Summary
This aquaculture study investigated physiological and molecular responses of grass carp to overwintering conditions, measuring changes in body composition, antioxidant defence systems, and fatty acid profiles alongside expression patterns of metabolic genes. The research contributes to understanding how seasonal environmental stress (winter) affects fish nutritional quality and metabolic status. Such findings may inform hatchery management and feeding strategies for farmed grass carp in temperate aquaculture systems.
Regional applicability
Grass carp aquaculture is not widely practised in the United Kingdom; the species is more common in Asian and some European aquaculture systems.
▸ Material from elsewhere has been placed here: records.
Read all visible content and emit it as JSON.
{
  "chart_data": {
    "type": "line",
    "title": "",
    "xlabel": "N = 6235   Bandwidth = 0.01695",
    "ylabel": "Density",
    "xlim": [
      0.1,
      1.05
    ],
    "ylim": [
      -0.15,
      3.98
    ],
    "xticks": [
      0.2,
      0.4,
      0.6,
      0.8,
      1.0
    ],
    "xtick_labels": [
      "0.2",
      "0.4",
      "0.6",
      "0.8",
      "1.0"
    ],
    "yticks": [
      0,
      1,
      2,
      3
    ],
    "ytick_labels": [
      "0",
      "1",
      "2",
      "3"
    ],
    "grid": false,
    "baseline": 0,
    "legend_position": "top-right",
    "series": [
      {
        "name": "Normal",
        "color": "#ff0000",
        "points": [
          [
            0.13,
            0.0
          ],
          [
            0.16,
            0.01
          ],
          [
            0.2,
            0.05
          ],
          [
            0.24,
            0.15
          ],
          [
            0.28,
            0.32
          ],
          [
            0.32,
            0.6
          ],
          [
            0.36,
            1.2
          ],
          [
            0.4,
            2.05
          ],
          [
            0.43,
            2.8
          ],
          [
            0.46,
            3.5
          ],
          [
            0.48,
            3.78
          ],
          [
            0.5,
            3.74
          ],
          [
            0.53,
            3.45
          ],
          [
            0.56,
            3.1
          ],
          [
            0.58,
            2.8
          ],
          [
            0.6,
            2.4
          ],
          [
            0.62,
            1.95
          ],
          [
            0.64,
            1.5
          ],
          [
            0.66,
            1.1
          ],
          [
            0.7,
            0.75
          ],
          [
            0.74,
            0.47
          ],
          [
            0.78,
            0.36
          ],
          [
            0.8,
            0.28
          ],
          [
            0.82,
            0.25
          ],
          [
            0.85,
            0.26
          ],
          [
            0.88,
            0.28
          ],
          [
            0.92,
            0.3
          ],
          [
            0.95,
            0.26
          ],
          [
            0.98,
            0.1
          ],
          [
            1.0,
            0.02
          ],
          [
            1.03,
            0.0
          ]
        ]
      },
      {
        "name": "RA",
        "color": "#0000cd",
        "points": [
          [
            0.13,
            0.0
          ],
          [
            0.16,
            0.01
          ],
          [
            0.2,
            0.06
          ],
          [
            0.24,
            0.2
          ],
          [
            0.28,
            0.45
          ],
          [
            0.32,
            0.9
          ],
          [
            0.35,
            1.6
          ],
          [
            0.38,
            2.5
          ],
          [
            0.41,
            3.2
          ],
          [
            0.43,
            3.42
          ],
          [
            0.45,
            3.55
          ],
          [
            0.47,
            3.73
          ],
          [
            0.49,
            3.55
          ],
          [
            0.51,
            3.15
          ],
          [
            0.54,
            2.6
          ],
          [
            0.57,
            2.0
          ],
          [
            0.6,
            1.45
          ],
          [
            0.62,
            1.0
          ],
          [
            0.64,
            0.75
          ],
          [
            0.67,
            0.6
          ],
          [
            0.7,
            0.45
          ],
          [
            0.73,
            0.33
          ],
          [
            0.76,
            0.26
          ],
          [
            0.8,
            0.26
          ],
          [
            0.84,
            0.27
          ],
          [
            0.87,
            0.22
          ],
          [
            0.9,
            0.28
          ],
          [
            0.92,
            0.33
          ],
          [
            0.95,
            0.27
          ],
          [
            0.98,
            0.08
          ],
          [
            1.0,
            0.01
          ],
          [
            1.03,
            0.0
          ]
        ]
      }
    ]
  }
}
However, findings on overwintering stress responses may have relevance to other farmed fish species in UK temperate waters and inform best practice in cold-water aquaculture management.
Key measures
Body composition, antioxidant enzyme activities (likely superoxide dismutase, catalase, glutathione peroxidase), fatty acid composition (individual and total PUFA/MUFA/SFA), gene expression related to glucose and lipid metabolism
Outcomes reported
The study examined how overwintering (winter storage/dormancy) affects body composition, antioxidant enzyme activity, fatty acid profiles, and expression of genes related to glucose and lipid metabolism in grass carp (Ctenopharyngodon idellus). The research measured multiple physiological and molecular markers to characterise metabolic changes during the overwintering period.